"Groundhog Times"

"Groundhog Times"

was published in August of 2022 by “Vremya” Publishing House, Moscow, Russia (hardcover).
“Vremya” Publishing House published a collection of the author's work titled "Groundhog Times". Contained are the 2016 novel “Groundhog Times,” as well as two Aldanov Literary Award winning novellas – “Skvorlin’s Tales” (2020), and “The Disenchanted Wanderer” (2021).

“The Building”

was published in April of 2003 by "Limbus Press" of St. Petersburg, Russia (hardcover).

The debut novel of New York writer Vladimir Grjonko is a story about a building built by a crazy millionaire: a trap building inhabited by strange people who have voluntarily left the real world. We follow the tragic outcomes of this reality, which give rise to quite clear and terrible connotations.

“The Wedding”

was published in April of 2004 by "Amphora" Publishers, St. Petersburg, Russia (hardcover).

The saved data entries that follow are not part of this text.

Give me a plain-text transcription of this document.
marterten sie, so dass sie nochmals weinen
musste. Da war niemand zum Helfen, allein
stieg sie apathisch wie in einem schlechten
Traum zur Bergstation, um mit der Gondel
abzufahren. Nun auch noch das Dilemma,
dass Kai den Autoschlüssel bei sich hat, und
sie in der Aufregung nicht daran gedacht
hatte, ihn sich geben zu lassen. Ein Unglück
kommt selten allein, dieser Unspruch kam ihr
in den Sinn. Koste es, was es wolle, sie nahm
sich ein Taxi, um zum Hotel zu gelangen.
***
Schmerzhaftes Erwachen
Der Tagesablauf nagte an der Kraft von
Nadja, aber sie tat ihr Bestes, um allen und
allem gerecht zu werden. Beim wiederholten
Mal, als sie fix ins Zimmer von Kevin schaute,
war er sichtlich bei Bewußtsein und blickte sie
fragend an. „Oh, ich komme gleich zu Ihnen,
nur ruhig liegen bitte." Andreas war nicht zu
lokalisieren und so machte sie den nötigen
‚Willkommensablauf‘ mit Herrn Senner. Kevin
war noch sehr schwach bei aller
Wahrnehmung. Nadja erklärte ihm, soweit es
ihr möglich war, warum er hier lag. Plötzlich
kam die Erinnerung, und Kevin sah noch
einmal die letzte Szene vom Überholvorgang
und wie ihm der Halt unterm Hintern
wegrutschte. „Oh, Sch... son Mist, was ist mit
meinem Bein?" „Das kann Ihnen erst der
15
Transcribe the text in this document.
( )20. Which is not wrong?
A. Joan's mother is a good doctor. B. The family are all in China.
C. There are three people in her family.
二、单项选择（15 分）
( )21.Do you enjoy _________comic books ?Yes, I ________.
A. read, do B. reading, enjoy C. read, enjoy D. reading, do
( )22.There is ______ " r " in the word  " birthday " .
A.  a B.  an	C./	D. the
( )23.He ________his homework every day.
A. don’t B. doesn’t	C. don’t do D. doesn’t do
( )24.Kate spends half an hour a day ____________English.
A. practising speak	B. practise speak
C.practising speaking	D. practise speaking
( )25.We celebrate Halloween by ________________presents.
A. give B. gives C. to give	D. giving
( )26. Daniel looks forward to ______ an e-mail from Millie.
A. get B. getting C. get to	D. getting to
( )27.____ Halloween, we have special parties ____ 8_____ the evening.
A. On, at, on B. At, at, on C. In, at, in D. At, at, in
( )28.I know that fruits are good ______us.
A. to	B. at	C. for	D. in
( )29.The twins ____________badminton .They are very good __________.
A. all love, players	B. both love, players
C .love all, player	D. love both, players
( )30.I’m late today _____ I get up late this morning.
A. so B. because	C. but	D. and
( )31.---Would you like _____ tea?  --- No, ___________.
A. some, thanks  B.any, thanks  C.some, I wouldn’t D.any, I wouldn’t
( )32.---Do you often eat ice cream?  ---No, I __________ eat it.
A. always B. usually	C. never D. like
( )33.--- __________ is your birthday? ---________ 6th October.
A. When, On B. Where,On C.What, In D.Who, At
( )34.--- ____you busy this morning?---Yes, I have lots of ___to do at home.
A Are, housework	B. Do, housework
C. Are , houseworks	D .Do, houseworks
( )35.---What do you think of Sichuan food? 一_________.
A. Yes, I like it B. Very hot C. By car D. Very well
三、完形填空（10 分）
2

The novel of Russian American Vladimir Grjonko is surprising and astonishing. With an abundance of avant-garde techniques, the plot of the book is built in such a way that it is difficult to break away from it. Strangely enough, from this absurdist novel you will learn about modern New York, with its deep technicalism and just as deep provinciality, more than from a dozen "special" editions.

"Doorway for the Butterfly"

was published in August of 2007 by "Fluid" Publishing House, Moscow, Russia (hardcover).

A distant descendant of the prodigy Mozart, Billy discovers unusual abilities in himself. According to family tradition, the talent of Mozart did not disappear with his death, but passed from generation to generation. But the Gift, which can no longer be realized in music, is modified and necessarily manifested in something else. Balancing on the edge of reality and the delirium imposed by the subconscious, Billy finds himself in a chilling detective story…


"To the city and the world" Storybook

was published in June of 2008 by " Lenizdat " Publishing House "RuFilms", St. Petersburg, Russia

All of us are observers and participants in the life of the cities and towns where we were born, and where fate has brought us. Each city writes a book of its existence, consisting of thousands and millions of simultaneously occurring events. We actively write some pages of this book. The collection is only a small but very bright part of the Great Urban Book.

“Pilgrim. American Roulette”

“Pilgrim. American Roulette”


The main character is a homeless Russian adventurer, a “citizen of the universe”. He calls himself a “Pilgrim”, because, unlike the homeless that come to mind, he has been traveling the world for years, across borders and customs.
This time the Pilgrim arrives in New York, where, due to a ridiculous coincidence, he becomes involved in the ongoings of a mysterious organization – a kind of an agency that makes one’s wishes come true for very rich and influential people.

“Groundhog Time”

was published in March of 2018 by "The New Review" Literary Magazine, New York

The novel “Groundhog Time” is a modern take on the endlessly recurring biblical stories about love, betrayal, actions that can change a human life, and most importantly, about the trials every one must undergo.
The novel contains a series of allusions, referring the knowledgeable reader to the “Master and Margarita”, but is in no case making an attempt to continue or, worse, remake, the great novel.


Barbara Demick “Nothing to Envy: Ordinary Lives in North Korea”

was published in April of 2013 by "Alpina Non-Fiction" Publishing House, Moscow, Russia (hardcover). Translation by Vladimir Grjonko et al. Official website of the book:  nothingtoenvy.com

Following six North Koreans over the course of 15 years, Demick offers a haunting portrait of life in North Korea. Her subjects are instantly relatable – they fall in love, raise families – but as their country grows increasingly isolated, totalitarian, and repressive, and is ravaged by unemployment and famine, they risk everything to leave. The book won the U.K.'s top non-fiction prize, the Samuel Johnson award, in 2010 and was a finalist for both the National Book Awards and a National Book Critics Circle Awards.